Существует, возможно, особая уместность в нашем собрании в это время. Я иногда думал о возможной карьере нашего поэта, если бы его жизнь прошла в пригородах восточных Афин, среди безмятежности и взаимности, столь благоприятных для гения и репутации той сияющей группы, недавно собравшейся в прошлом. Одно несомненно: он не пережил бы свой семидесятый день рождения в любое время, не получив такой дани, как эта, и публичный обед не напомнил бы ему о днях, когда поэт был рад получить хоть какой-нибудь обед. Через свое рождение Массачусетс претендует на свою долю в его отличии. Но, будучи привезенным в Нью-Йорк в детстве, он, кажется, сам для себя обосновал следствие к некоторой знаменитой эпиграмме и подумал, что так же хорошо остаться в городе, который живущие бостонцы держат как лучшее место, куда можно пойти, пока еще во плоти. Вероятно, он тогда не осознал истину, с тех пор выраженную в его собственных строках:

«Да, есть удача в большинстве вещей, и ни в чем Больше, чем в том, чтобы родиться в нужное время!»

Его день рождения, на самом деле, приходится на середину лета, когда Нью-Йорк более инертен, чем аналитический роман. Этот обед, таким образом, является одним из тех даров любви, которые тем более щедры, что случайно отложены.

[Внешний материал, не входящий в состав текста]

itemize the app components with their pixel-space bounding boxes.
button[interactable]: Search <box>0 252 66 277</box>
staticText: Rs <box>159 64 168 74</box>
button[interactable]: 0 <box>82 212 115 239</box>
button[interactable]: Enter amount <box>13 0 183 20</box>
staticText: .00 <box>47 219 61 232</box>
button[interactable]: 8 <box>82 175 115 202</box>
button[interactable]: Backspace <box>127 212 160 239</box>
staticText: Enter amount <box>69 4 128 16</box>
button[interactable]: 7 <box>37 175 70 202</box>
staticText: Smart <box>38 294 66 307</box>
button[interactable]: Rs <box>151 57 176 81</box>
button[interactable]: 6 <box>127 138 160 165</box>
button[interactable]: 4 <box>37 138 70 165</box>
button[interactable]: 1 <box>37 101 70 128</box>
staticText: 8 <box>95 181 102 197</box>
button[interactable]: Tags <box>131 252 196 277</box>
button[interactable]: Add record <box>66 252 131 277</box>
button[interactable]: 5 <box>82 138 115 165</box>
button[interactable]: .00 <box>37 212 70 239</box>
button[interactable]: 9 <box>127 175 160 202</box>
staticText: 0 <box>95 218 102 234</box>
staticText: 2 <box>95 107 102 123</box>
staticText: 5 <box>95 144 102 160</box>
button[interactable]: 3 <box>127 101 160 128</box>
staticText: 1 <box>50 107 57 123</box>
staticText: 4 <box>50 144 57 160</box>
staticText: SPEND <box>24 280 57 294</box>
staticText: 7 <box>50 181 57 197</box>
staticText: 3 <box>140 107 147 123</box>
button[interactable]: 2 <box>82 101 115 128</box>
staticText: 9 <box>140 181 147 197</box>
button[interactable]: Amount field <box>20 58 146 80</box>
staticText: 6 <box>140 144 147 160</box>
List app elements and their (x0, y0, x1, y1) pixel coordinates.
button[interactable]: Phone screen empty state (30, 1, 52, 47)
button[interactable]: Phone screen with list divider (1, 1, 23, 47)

Это было в порядке вещей, и не было причин для вины, что после того, как этот город прошел провинциальную стадию, был такой долгий период, когда он должен был быть, как сказал Де Квинси об Оксфорд-стрит, жестокосердной матерью для своих книжников и поэтов; что у нее было мало постов для них и мало рынка. Даже ее колледжи не имели средств, если бы имели волю, использовать их таланты и приобретения. Мы обязаны ее газетам и журналам, а время от времени и традиционной симпатии дяди Сэма к своему книжному потомству, что некоторые из них не пали по пути, даже в то засушливое время, последовавшее за Гражданской войной, когда мы узнали, что литература была забыта не только inter arma, но и долгое время после. Это были дни, когда английский язык оставался неизученным, и когда издатели больше боялись поэзии, чем сейчас боятся стихов. И все же здесь есть тот, кто смог пережить все это и теперь видит измененное состояние, в эволюцию которого он внес свою полную долю. Но он не более дитя прошлого, чем настоящего, и ему не нужно сетовать, как Катон, как тому, кто должен отчитываться за себя перед новым поколением. Он с нами и из нас, и в рабочих рядах, как всегда.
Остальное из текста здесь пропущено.